Sophie Houser, 17, and Andy Gonzalez, 16, are the brains behind Tampon Run, a video game they created while attending the Girls Who Code summer immersion program. The side-scrolling game involves a character who runs down the street using tampons as a weapon. As Mic's Michael McCutcheon noted, "the goal [of the game] isn't to build an arsenal and go all Rambo ... it's to challenge the idea that in society, we're more comfortable with guns and violence than we are with teaching girls to be comfortable with their bodies." 

The girls told Mic that the game had been played more than 100,000 times online and that they were hard at work coding a mobile version. "By having a lot more diversity [in the industry], it means the ideas and the products that come out of it will relate to a lot more people," Houser said.

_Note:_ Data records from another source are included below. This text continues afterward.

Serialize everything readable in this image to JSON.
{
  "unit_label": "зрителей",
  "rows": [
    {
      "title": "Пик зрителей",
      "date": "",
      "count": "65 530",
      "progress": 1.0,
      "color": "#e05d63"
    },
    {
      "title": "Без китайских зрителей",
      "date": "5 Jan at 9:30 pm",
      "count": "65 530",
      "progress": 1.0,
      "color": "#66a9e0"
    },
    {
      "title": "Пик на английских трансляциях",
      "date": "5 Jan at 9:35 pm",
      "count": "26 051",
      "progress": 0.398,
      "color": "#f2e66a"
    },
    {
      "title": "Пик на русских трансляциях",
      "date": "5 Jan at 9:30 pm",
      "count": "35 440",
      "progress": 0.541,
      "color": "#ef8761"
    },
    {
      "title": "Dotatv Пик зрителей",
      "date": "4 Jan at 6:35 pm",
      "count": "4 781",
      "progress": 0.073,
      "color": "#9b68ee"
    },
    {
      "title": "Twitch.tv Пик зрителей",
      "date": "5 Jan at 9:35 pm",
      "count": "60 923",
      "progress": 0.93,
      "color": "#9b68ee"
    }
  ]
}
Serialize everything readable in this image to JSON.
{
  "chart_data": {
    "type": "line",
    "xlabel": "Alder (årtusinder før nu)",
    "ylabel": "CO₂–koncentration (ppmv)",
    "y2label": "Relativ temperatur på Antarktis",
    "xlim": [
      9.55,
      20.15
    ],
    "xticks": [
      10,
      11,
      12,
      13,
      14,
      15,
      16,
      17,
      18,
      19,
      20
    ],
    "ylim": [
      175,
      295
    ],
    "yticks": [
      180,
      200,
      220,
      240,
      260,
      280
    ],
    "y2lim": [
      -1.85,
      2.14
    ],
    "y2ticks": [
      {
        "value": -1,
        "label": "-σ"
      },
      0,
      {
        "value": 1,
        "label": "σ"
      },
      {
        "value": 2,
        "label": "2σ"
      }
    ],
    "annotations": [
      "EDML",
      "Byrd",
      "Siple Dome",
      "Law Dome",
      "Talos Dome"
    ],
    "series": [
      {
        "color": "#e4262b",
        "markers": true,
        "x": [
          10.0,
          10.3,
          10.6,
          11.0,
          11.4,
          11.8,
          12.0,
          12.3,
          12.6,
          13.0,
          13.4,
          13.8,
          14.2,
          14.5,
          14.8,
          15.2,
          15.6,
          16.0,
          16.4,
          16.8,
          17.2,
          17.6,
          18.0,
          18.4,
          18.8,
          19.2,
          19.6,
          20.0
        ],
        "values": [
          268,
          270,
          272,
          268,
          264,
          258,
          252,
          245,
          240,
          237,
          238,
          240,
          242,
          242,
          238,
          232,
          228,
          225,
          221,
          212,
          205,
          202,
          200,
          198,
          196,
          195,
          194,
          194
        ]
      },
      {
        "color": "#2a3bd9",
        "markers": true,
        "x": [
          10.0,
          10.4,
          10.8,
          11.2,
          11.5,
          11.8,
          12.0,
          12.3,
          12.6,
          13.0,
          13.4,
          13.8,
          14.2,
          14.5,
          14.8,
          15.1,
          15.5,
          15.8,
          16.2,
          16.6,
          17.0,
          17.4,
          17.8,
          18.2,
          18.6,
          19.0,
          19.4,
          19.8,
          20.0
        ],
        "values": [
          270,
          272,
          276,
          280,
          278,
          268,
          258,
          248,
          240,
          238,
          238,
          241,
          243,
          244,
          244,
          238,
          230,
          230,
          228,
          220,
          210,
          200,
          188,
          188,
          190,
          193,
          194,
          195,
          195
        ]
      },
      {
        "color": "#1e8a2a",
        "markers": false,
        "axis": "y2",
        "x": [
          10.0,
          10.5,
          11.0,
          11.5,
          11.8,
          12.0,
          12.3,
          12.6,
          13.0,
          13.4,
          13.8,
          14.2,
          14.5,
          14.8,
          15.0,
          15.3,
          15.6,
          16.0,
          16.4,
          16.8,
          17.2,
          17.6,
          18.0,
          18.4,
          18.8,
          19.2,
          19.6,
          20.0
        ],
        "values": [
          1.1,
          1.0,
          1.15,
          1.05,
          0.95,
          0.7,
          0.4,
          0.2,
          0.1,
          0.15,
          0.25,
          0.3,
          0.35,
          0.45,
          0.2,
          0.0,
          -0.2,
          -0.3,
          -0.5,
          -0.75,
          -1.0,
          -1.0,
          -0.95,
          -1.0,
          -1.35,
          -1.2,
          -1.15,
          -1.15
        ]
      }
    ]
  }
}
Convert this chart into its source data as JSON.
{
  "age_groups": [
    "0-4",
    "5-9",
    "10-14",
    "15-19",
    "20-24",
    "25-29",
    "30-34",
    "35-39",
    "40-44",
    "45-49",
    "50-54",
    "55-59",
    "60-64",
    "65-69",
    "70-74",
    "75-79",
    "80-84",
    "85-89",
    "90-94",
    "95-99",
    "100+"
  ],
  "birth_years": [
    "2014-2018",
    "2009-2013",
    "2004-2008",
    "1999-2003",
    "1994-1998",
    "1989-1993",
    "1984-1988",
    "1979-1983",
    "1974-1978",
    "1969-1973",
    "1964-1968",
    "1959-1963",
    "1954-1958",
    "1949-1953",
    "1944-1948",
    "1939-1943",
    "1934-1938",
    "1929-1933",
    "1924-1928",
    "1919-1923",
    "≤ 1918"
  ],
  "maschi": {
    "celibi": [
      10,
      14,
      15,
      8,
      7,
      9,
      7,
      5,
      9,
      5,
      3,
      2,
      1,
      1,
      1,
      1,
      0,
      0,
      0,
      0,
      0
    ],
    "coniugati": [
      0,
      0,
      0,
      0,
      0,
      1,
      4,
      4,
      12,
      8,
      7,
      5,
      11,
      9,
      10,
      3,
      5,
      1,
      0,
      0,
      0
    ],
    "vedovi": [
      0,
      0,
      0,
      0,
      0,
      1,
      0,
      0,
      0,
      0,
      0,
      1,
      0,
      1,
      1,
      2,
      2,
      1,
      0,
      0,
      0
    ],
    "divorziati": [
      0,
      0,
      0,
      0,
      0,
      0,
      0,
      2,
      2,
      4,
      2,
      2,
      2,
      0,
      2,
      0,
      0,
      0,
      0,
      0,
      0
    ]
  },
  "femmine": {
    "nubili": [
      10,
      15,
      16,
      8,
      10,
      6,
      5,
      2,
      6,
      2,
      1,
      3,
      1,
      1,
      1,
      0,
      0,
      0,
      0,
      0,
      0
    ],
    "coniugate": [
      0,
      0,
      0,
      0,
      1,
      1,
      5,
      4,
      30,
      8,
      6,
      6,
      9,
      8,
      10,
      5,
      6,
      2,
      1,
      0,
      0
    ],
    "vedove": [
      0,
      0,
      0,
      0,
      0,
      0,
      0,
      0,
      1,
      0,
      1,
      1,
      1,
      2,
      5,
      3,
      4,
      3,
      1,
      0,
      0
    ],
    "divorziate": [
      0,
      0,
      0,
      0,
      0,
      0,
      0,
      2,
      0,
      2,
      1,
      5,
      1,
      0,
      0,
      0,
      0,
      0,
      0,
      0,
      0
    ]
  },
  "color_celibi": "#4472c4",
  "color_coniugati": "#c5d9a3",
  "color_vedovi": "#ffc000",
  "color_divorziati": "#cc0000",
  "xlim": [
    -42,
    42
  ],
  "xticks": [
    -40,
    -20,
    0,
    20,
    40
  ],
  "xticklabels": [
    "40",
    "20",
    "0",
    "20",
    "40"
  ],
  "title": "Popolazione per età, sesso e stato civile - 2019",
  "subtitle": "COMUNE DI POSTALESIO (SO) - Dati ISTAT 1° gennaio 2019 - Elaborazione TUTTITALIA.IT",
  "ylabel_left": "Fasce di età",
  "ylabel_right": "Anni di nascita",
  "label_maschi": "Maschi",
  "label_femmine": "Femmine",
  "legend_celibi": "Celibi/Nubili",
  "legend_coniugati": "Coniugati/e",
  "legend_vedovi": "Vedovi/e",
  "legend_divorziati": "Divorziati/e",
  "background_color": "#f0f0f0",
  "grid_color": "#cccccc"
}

Duro-Aina Adebola, Akindele Abiola, Faleke Oluwatoyin and Bello Eniola

makerfaireafrica.com

Duro-Aina Adebola, Akindele Abiola, Faleke Oluwatoyin and Bello Eniola, four Nigerian girls who are all between the ages of 14 and 15, created a way to use urine as fuel. Using their invention, it's possible to convert 1 liter of urine to six hours of electricity from a generator. Though they're not the first ones to come up with the idea, their creation is notable because it can be used in a practical setting. 

Boyan Slat

Boyan Slat/Facebook

At the age of 19 — a time when most of us were sleeping until 1 p.m. and eating Cheetos in our underwear — Boyan Slat designed a floating structure that can take in 70,000 metric tons of plastic from the Pacific Ocean. Given humankind's unyielding affinity for dumping toxic plastic into the ocean, Slat's creation is much needed. 

Not content with simply creating something to solve the problem, Slat is also concerned with making sure we fix our bad habits. "Although a cleanup will have a profound effect," he said in a news release, "it is just part of the solution."

Malala Yousafazai

Anders Wiklund/AP

The 17-year-old shouldn't need an introduction, but just in case you're unaware: Malala Yousafazai won the Nobel Peace Prize, survived a Taliban attack in which she was shot in the face, has a day named after her courtesy of the United Nations, wrote a memoir and donated $50,000 in prize money to help rebuild schools in Gaza.

Emer Hickey, Sophie Healy-Thow and Ciara Judge

Youtube

Emer Hickey, Sophie Healy-Thow and Ciara Judge — 16, 17 and 16, respectively — devised a way to solve world hunger by injecting a naturally occurring strain of bacteria into barley and oats. The result? The crop's yield increased by 75%. 

"It has a lot of implications," Hickey said. "By the year 2050 we actually need 50% more food just to feed everyone." Proving that teenage geniuses apparently don't take breathers, Hickey also added, "We're not even finished yet."

Alex from Target may have an army of Internet supporters that rival the Beliebers behind him — not to mention a veritable encyclopedia of media stories detailing his newfound fame — but his flimsily constructed stardom is nothing more than a flash in the pan in the eyes of the restless horde that is the Internet. If the entire Internet is going to fixate on teenagers, it should at least pick ones who are making a difference.